Ces trois termes marquent les différences existantes entre les longueurs respectives du vers et de la phrase. Ces différences de longueur peuvent prendre trois formes :

  • L’enjambement, quand la phrase ne s’arrête pas à la fin du vers, mais déborde jusqu’à la césure ou à la fin du vers suivant. Il marque en général un mouvement qui se développe, un sentiment qui s’amplifie, un temps qui s’étire…
    « Nous avons aperçu les grands ongles marqués
    Par les loups voyageurs que nous avions traqués. »
    Alfred de Vigny, Les Destinées, « La mort du loup »
  • Le rejet, lorsqu’un ou deux mots de la phrase sont placés au début du vers suivant.
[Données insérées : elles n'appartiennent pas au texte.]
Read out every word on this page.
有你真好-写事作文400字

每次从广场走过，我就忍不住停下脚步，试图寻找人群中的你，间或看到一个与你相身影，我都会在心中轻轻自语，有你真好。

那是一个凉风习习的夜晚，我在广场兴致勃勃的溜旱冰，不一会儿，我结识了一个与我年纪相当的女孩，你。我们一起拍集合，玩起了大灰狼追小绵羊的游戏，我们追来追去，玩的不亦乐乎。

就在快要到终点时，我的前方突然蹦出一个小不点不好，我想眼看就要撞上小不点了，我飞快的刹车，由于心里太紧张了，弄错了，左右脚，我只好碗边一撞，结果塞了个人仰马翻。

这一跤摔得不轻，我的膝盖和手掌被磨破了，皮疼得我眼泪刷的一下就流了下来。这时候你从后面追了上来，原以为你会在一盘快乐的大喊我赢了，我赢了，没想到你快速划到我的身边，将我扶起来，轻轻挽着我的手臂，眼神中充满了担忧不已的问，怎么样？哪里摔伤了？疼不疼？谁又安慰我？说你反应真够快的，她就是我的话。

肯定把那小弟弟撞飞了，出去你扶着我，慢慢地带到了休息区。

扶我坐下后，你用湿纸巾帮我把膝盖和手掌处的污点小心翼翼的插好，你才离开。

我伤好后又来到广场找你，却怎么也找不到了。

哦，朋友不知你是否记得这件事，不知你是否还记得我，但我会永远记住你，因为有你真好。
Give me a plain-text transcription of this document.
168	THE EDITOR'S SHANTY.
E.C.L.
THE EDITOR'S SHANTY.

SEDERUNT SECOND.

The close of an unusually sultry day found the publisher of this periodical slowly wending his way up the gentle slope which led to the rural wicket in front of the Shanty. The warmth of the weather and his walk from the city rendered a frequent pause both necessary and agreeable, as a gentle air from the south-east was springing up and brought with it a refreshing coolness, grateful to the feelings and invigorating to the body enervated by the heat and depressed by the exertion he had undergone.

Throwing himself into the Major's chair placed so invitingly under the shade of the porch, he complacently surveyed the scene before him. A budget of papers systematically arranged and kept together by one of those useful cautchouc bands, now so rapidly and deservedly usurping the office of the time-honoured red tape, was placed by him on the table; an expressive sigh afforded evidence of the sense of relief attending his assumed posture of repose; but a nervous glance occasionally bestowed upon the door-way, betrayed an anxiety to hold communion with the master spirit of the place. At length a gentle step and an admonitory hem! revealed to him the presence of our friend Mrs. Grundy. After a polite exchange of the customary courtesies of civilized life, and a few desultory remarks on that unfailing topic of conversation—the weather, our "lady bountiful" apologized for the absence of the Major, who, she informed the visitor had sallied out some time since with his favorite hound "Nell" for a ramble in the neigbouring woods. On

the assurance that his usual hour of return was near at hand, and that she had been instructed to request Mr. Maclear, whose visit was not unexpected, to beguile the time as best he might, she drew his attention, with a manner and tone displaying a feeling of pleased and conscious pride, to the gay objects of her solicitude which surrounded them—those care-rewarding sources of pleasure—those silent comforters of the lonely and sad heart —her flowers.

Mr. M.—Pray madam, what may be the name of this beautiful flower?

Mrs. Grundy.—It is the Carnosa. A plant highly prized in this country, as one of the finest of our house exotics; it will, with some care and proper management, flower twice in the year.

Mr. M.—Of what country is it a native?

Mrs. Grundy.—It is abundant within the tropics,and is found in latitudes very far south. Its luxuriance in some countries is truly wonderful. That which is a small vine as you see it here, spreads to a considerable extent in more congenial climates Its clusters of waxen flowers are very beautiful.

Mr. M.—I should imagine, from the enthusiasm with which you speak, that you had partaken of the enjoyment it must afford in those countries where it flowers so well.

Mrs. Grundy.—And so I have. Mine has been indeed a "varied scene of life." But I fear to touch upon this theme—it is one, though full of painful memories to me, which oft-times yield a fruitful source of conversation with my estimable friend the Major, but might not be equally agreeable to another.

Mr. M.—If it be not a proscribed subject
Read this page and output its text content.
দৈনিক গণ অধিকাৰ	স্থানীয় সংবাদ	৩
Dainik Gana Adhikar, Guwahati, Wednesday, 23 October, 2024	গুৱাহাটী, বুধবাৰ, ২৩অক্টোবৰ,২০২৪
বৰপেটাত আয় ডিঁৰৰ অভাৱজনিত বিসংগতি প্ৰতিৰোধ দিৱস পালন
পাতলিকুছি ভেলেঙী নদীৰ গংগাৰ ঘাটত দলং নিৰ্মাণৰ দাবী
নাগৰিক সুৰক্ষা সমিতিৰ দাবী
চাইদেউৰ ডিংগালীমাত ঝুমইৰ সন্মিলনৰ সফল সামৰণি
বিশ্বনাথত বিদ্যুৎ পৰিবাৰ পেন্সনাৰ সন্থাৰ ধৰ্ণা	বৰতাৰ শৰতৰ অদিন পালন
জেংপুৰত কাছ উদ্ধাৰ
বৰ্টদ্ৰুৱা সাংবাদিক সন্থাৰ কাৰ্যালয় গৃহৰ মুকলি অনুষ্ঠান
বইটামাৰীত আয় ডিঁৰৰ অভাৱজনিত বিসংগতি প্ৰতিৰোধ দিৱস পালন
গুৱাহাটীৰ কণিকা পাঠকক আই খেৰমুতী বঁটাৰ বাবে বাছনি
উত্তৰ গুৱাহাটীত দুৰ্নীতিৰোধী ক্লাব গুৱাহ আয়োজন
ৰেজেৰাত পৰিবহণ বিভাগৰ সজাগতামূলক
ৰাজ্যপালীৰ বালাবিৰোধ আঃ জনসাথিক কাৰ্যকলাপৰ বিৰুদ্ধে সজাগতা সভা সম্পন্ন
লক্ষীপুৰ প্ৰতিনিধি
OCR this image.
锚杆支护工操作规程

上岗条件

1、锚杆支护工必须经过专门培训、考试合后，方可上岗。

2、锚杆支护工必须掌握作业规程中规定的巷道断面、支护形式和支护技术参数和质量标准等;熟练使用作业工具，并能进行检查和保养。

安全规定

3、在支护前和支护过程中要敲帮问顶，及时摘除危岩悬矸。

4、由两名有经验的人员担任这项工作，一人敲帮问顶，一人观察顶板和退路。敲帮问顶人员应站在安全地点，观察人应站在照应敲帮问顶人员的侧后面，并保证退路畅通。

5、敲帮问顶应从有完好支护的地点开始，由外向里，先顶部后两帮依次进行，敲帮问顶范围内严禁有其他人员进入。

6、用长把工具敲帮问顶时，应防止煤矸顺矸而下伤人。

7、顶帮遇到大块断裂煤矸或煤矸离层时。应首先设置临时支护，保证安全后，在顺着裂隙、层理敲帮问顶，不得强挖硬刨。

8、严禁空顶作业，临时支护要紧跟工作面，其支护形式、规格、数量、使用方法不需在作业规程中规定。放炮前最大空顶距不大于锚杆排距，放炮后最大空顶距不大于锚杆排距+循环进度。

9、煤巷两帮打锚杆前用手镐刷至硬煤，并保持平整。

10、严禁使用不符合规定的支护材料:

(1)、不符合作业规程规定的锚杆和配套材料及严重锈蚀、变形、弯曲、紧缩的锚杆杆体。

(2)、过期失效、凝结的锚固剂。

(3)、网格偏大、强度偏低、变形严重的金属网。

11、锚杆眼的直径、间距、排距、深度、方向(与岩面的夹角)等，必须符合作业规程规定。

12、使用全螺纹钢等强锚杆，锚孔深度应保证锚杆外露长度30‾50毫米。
Selon Littré, cette forme d’enjambement est « l’état ou le défaut du vers qui enjambe sur le suivant. L’enjambement est surtout usité dans la poésie familière ; ailleurs on ne l’emploie guère que pour produire un effet. » Dans la poésie classique, les écrivains ont essayé de faire coïncider l’énoncé avec le vers ou l’hémistiche ; ils ne s’autorisaient l’expansion sur le vers suivant qu’exceptionnellement à des fins expressives.
    « Même, il m’est arrivé quelques fois de manger
    Le berger. »
    Jean de La Fontaine, Fables, VII, 1
    En revanche, cette forme de l’enjambement est fréquente dans la poésie romantique.
    « Comment vous nommez-vous ? Il me dit : – Je me nomme
    Le pauvre. »
    Victor Hugo, Les Contemplations (V, 9), « Le mendiant »
    Ce rejet au début du vers suivant crée un effet de mise en valeur.
  • Le contre-rejet, quand la fin d’un vers contient quelques éléments de la phrase qui se développe au vers suivant.
    « Souvenir, souvenir, que me veux-tu ? L’automne
    Faisait voler la grive à travers l’air atone. »
    Paul Verlaine, Poèmes saturniens
    Le contre-rejet crée une rupture rythmique, qui sollicite l’attention du lecteur ou de l’auditeur.

 

4-Le rythme

Le retour périodique des accents toniques crée le rythme. Le rythme crée des effets divers (régularité ou irrégularité, fermeté ou dilution, équilibre ou déséquilibre…) en lien avec le sens du poème.
On distinguera un rythme binaire quand le vers ou les hémistiches sont divisés en deux moitiés égales.
« Son regard / est pareil // aux regards / des statues. »
Paul Verlaine , Poèmes saturniens, « Mon rêve familier »

« Ô rage ! Ô désespoir ! // Ô vieillesse ennemie !
N’ai-je donc / tant vécu // que pour cet / te infamie ? »
Pierre Corneille, Le Cid

Le rythme binaire a souvent une valeur affective, il traduit des émotions qui n’arrivent pas à se poser, qui sont extériorisées par jets.

Le rythme ternaire découpe le vers en trois mesures égales. Il exprime l’ordre, l’équilibre, l’immuabilité.
« Je marcherai / les yeux fixés / sur mes pensées. »
Victor Hugo, Les Contemplations, « Demain, dès l’aube »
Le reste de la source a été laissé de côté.